One of the key factors in Ron Kaufman’s approach to service culture is that literally any business can set about building its own model of service excellence, using the generic, modular building blocks and understanding the key essentials of what needs to be done in a way that’s relevant to the business and the customer alike (ie, keeping an awareness of the ‘partnership’ angle). Typically in the GCC, it’s the larger businesses – hotels belonging to international chains are a classic example – who have wholeheartedly pursued the belief in customer service. For instance, the greater availability of staffing in the hospitality sector in the GCC means that most hotels can work to a staff/guest ratio about 30 per cent higher than in Europe or the USA. But what about SMEs?
The reality is that when SME Advisor organised the ADCB Stars of Business Awards in November 2013, the entry form – which was completed for 4,974 nominations – specifically requested details about any ‘recent customer service initiatives undertaken’. While only 5 per cent of all applicants bothered to complete this section, of these, all except a handful of entries listed discounts in price as their customer service USPs.

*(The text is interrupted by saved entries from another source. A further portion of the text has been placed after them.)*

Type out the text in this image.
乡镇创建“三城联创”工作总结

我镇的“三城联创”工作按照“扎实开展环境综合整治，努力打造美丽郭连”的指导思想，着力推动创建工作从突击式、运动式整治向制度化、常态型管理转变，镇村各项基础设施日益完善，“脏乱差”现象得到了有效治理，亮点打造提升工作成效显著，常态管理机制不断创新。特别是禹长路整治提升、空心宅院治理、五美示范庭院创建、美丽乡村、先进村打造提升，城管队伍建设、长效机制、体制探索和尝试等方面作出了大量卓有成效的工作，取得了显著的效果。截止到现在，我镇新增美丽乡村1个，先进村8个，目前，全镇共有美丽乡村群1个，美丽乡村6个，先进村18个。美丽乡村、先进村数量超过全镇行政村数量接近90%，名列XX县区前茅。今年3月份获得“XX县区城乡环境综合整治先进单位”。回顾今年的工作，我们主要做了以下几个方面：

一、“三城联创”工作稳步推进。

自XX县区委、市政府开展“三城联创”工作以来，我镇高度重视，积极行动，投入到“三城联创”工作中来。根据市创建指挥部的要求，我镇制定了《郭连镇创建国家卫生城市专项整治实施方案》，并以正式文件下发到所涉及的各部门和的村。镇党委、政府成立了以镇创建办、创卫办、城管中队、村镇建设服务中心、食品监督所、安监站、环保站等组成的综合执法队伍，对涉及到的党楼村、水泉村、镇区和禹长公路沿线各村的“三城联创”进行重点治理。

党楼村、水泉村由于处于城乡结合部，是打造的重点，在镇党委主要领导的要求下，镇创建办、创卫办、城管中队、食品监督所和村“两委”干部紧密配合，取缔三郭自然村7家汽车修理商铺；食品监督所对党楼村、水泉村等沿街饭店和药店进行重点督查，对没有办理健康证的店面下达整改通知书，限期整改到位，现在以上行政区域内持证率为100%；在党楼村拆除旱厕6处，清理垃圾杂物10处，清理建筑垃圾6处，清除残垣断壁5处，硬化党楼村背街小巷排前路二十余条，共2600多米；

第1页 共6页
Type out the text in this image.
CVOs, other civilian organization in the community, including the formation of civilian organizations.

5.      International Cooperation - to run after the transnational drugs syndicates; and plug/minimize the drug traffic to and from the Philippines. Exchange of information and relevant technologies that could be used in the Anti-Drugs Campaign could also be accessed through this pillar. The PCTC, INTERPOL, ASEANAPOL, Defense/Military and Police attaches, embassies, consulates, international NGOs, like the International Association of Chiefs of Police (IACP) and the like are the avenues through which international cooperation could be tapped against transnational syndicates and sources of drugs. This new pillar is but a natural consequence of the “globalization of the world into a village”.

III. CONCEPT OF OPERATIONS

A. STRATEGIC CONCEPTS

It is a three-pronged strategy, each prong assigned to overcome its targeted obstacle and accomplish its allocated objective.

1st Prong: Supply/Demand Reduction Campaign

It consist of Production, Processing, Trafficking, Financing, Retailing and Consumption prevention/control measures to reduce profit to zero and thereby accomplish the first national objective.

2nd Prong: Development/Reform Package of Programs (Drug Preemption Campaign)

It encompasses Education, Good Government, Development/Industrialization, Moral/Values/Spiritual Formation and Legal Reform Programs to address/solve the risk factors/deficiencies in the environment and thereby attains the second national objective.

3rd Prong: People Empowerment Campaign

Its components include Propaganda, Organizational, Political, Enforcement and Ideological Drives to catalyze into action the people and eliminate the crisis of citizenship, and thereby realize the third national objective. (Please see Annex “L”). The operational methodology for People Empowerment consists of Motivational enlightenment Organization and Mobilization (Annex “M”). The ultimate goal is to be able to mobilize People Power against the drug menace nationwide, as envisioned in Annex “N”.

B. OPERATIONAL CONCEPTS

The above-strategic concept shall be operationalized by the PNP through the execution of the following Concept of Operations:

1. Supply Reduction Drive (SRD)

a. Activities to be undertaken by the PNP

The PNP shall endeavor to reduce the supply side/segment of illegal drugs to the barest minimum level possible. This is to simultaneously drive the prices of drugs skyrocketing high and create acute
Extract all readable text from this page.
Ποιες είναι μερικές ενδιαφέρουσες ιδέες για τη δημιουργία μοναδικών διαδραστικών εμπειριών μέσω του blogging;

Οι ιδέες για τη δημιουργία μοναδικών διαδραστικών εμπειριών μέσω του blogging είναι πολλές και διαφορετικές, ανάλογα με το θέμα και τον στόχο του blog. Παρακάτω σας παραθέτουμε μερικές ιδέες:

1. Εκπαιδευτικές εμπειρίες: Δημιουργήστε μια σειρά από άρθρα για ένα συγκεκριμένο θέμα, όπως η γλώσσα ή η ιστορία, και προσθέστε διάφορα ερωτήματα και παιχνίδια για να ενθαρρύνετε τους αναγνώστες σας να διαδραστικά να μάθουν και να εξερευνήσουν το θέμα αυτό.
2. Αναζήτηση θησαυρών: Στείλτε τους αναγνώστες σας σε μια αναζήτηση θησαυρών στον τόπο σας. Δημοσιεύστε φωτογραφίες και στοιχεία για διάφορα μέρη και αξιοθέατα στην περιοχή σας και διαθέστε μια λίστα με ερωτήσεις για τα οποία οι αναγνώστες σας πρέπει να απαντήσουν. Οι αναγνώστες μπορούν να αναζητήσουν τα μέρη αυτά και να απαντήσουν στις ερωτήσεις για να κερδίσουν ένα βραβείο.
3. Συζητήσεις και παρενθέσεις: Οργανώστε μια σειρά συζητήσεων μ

Indeed, it was a hallmark of most of the winners (across all 26 business categories) that they actually has sophisticated service strategies, quite unlike the vast majority of applicants. It is very much the case that this emphasis on price remains the one and only factor by which SMEs in many sectors – especially, for example, financial services – define their approach to customer service. But this in itself, as has been proven time and time again, is no guarantee of loyalty, since there can only ever be one ‘cheapest’ in market. Moreover, that price saving is so often given as a result of a reduction in the level of customer service (which, it is argued, makes the reduced price possible!).
Surely, then, it’s time for the region’s SMEs to take a long, hard look at Ron Kaufman’s definition of what service is actually about. Namely, it is – Taking action to create value for someone else.